Littéralement, le commensalisme désigne le partage de la nourriture entre hôte et compagnon, le commensal. La définition est étendue à une association bénéfique pour le commensal, et neutre pour l’hôte. Ce bénéfice peut être de la protection, du transport ou de l’obtention de nourriture. Par exemple, certains mulots cohabitent avec des blaireaux, certaines chouettes nichent dans les cavités creusées et laissées par les pics noirs.

Consommation

La consommation a lieu sans échange : un animal consomme un être vivant. On parle de prédation, la proie est un végétal vivant ou un animal vivant. Cette forme de nutrition requiert la mort de la proie. Dans les deux cas, il n’y a pas de coopération entre les espèces, l’une chasse l’autre. Cette relation est une pression qui a favorisé au cours de l’évolution l’apparition de certains caractères et comportements chez les proies et les chasseurs. Les proies animales et végétales ont développé des stratégies de défense (odeur des putois), de camouflage (fourrure blanche en hiver), de fuite (course rapide, enfouissement), d’avertissement de toxicité (couleur des amphibiens) ou encore de mimétisme (écailles des papillons).

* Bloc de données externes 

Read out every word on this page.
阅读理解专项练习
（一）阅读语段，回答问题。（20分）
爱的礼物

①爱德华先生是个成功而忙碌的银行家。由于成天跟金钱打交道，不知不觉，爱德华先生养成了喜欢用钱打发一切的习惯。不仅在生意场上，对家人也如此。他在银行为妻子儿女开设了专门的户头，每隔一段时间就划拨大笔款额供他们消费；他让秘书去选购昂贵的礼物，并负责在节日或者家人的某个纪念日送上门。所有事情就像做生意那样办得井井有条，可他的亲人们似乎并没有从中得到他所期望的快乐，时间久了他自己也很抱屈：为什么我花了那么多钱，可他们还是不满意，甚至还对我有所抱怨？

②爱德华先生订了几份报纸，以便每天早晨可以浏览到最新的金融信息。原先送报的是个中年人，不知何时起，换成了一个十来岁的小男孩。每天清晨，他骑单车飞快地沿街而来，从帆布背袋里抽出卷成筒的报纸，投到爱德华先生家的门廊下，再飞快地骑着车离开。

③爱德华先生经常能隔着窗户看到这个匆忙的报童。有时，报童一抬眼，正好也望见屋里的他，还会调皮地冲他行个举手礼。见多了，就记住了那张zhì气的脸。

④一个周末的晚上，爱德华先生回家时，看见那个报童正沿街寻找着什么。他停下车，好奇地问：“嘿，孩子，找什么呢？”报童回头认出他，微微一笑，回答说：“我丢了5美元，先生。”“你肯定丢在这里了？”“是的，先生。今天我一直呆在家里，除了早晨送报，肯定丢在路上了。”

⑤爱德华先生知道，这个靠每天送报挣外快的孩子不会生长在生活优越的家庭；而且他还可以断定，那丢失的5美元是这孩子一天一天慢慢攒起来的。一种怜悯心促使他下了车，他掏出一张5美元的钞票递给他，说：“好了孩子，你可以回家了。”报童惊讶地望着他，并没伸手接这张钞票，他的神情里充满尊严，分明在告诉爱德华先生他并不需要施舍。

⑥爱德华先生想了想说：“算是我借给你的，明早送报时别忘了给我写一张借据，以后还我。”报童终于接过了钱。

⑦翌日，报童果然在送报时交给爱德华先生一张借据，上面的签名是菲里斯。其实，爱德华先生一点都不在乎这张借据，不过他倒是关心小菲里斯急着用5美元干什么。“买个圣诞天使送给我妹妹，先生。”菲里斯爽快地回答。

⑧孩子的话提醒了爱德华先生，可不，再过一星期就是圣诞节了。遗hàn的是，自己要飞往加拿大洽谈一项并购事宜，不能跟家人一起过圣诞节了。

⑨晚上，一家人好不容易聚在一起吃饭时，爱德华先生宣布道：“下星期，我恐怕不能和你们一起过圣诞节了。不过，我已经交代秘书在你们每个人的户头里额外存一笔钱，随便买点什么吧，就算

Toutes ces interactions se sont mises en place au cours de l’évolution et sont la preuve de l’ingéniosité des espèces : l’évolution simultanée des organismes leur permet d’adopter les caractères facilitant leur mode de vie (appareil buccal accrocheur des puces, pattes rebondissantes des lièvres) tout en délaissant les caractères superflus (ailes des puces), tout cela en fonction de leur environnement, de leur habitat et des espèces avec lesquelles ils cohabitent.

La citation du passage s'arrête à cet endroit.